Let me summarize a bit of the research I did to try and provide a context with which to engage with these questions.
In 1st century Palestine the Jewish people had gone through a lot in the 500 years prior. They had lost their homeland around 560BC. The centralized means by which they lived out their faith (the temple) had been destroyed. The people were exiled to Babylon. A generation later they came back and rebuilt the temple. Then they were conquered by Alexander the Great.
In the polarized movement between an orthodox Jewish culture and an increasingly Greek (hellenized) culture there were significant tensions. The power structures grew corrupt.

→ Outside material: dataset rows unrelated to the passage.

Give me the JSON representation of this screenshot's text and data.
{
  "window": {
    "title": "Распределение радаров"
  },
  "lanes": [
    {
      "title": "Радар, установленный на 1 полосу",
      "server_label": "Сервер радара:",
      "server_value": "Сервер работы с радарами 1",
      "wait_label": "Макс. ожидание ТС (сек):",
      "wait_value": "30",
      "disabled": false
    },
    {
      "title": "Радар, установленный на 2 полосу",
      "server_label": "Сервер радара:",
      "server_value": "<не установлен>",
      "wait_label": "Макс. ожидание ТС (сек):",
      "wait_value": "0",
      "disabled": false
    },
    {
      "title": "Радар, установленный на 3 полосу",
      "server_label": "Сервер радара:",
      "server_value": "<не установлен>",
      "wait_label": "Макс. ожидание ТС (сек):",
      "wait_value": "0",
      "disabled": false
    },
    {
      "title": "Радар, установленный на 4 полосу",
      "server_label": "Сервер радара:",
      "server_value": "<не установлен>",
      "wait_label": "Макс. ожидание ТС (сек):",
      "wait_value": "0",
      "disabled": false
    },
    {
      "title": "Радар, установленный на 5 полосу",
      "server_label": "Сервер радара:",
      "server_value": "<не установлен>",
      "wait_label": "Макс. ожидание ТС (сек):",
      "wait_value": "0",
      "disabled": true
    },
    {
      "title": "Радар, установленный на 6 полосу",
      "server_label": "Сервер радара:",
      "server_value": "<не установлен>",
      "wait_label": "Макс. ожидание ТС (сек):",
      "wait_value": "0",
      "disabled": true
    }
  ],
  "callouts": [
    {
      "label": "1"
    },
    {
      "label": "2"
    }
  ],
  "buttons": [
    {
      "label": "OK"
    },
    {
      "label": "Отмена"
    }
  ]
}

When Alexander’s empire split after his death the general who ruled Palestine became increasingly oppressive of the Jews. The selling of the position of the Jewish High priest prompted an uprising which then prompted a large scale oppression of the Jews. They were forbidden by law to practice their faith. Period.
As you might imagine, this didn’t go over well. A revolt ensued (Check out the book of Maccabees in the Apocrypha for details. Yep, that’s right. You may have to buy a new bible.). Thanks to regional tensions the Jewish people came out on top with their own country again. First they received autonomy, then they had their own kingdom. The Hasmonean dynasty–named for the people who started the revolt–lasted 150 years. Political and religious power was centralized in these people. One of their member was named high priest after the revolt.
At the end of their crumbling rule, Palestine became a part of the Roman empire. 100 years after that, the temple in Jerusalem was officially destroyed. Never to be rebuilt.
That’s the history in a broad summary. Each of these sentences could probably (and mostly like does) have a book written on it. For our purposes though, I want to highlight a few things of interest:
A) Without a temple, the Jews in Exile had to start decentralizing their worship. The synagogue began in earnest at this point. Along with it, came Rabbis who had varying interpretations of how best to live Torah. This carried through all of history following it.
B) There was a sharp divide in the Jewish people when Alexander the Great conquered Palestine. Hellenized Jews Vs Orthodox Jews. To follow Torah was a big deal. Other options abounded. To associate with non-Jews or unrighteous (not following Torah) Jews was frowned upon. Think Dr. Seuss’ Sneetches. The ones with the stars didn’t associate with the ones that didn’t have stars.
B) The rule of the temple by what was essentially aristocracy created an environment in which the people were skeptical of the temple. By the time of the Gospels, the priests (read Sadducees) had lost much of their authority outside of ritual sacrifice. They atoned for things, but living out the Torah in every day life was the Pharisees’ sphere of influence.
The Next Part
Essentially the Pharisees were occupying the seat of Moses with regard to living by Torah. They interpreted Torah so that the people might live it in their every day lives. They were the authorities on scripture. They used scripture, but also what was referred to as the “oral Torah” or the oral tradition of interpretation that came from the Rabbis before them.
They were the big shots. They were the ones roaming Israel who told people how to live righteously (i.e. Following the ethical and purity laws of the Torah).
So here we have it. They were the arms of the existing religious power structure in the areas that Jesus preached in. He didn’t go to Jerusalem too much and as such He hit a lot of pressure from the Pharisees.